First Qubits Able to Perform All Quantum Routines Enables Universal Quantum Computer

Although one and two-qubit gates have already been built and used to perform specific algorithms, no one had yet built a device capable of all possible quantum routines. Until now.

The experimental device uses beryllium ions to store qubits in the way they spin while the laser-pulse quantum gates perform simple logic operations on the qubits. The trick to making a quantum logic gate is in designing a series of laser pulses that manipulate the beryllium ions in a way that processes information. Another laser then reads off the results of the calculations.

At the heart of the device is a gold-patterned aluminium wafer containing a tiny electromagnetic trap some 200 micrometres across, into which the team placed four ions – two of magnesium and two of beryllium. The magnesium ions act as “refrigerants”, removing unwanted vibrations from the ion chain and so keeping the device stable.

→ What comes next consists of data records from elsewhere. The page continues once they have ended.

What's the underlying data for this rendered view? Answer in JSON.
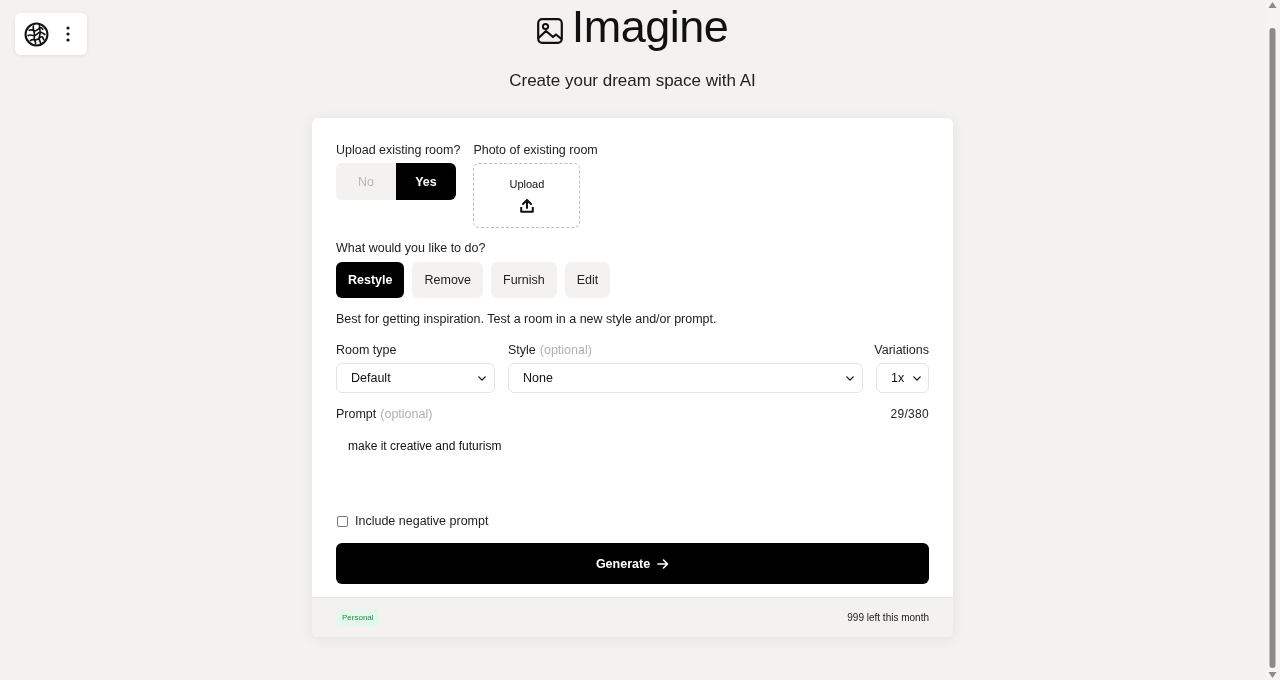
{
  "header": {
    "title": "Imagine",
    "subtitle": "Create your dream space with AI"
  },
  "form": {
    "upload_toggle": {
      "label": "Upload existing room?",
      "options": [
        {
          "label": "No",
          "selected": false
        },
        {
          "label": "Yes",
          "selected": true
        }
      ]
    },
    "photo_upload": {
      "label": "Photo of existing room",
      "button": "Upload"
    },
    "action": {
      "label": "What would you like to do?",
      "options": [
        {
          "label": "Restyle",
          "selected": true
        },
        {
          "label": "Remove",
          "selected": false
        },
        {
          "label": "Furnish",
          "selected": false
        },
        {
          "label": "Edit",
          "selected": false
        }
      ]
    },
    "description": "Best for getting inspiration. Test a room in a new style and/or prompt.",
    "selects": [
      {
        "label": "Room type",
        "value": "Default",
        "kind": "narrow"
      },
      {
        "label": "Style",
        "hint": "(optional)",
        "value": "None",
        "kind": "wide"
      },
      {
        "label": "Variations",
        "value": "1x",
        "kind": "compact"
      }
    ],
    "prompt": {
      "label": "Prompt",
      "hint": "(optional)",
      "counter": "29/380",
      "value": "make it creative and futurism"
    },
    "negative_prompt": {
      "label": "Include negative prompt",
      "checked": false
    },
    "generate_button": "Generate"
  },
  "footer": {
    "plan_badge": "Personal",
    "usage": "999 left this month"
  }
}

There are an infinite number of possible two-qubit operations, so the team chose a random selection of 160 to demonstrate the universality of the processor. Each operation involves hitting the two qubits with 31 distinct quantum gates encoded into the laser pulses. The majority were single-qubit gates, and so the pulse needed to interact with just one ion, but a small number were two-qubit gates requiring the pulse to “talk” to both ions.

By controlling the voltage on the gold electrodes surrounding the trap, the team can couple the ions when single-qubit gates are needed and couple them again for two-qubit operations.

Each gate is more than 90 per cent accurate, but when you stack them together the total figure falls to 79 per cent or so for a given operation. The fidelity needs to increase to around 99.99 per cent before it could be a useful component of a quantum computer. That could be done by improving the stability of the laser and reducing the errors from optical hardware.

Realization of a programmable two-qubit quantum processor

The universal quantum computer is a device capable of simulating any physical system and represents a major goal for the field of quantum information science. In the context of quantum information, ‘universal’ refers to the ability to carry out arbitrary unitary transformations in the system’s computational space. Combining arbitrary single-quantum-bit (qubit) gates with an entangling two-qubit gate provides a set of gates capable of achieving universal control of any number of qubits provided that these gates can be carried out repeatedly and between arbitrary pairs of qubits. Although gate sets have been demonstrated in several technologies, they have so far been tailored towards specific tasks, forming a small subset of all unitary operators. Here we demonstrate a quantum processor that can be programmed with 15 classical inputs to realize arbitrary unitary transformations on two qubits, which are stored in trapped atomic ions. Using quantum state and process tomography, we characterize the fidelity of our implementation for 160 randomly chosen operations. This universal control is equivalent to simulating any pairwise interaction between spin-1/2 systems. A programmable multiqubit register could form a core component of a large-scale quantum processor, and the methods used here are suitable for such a device.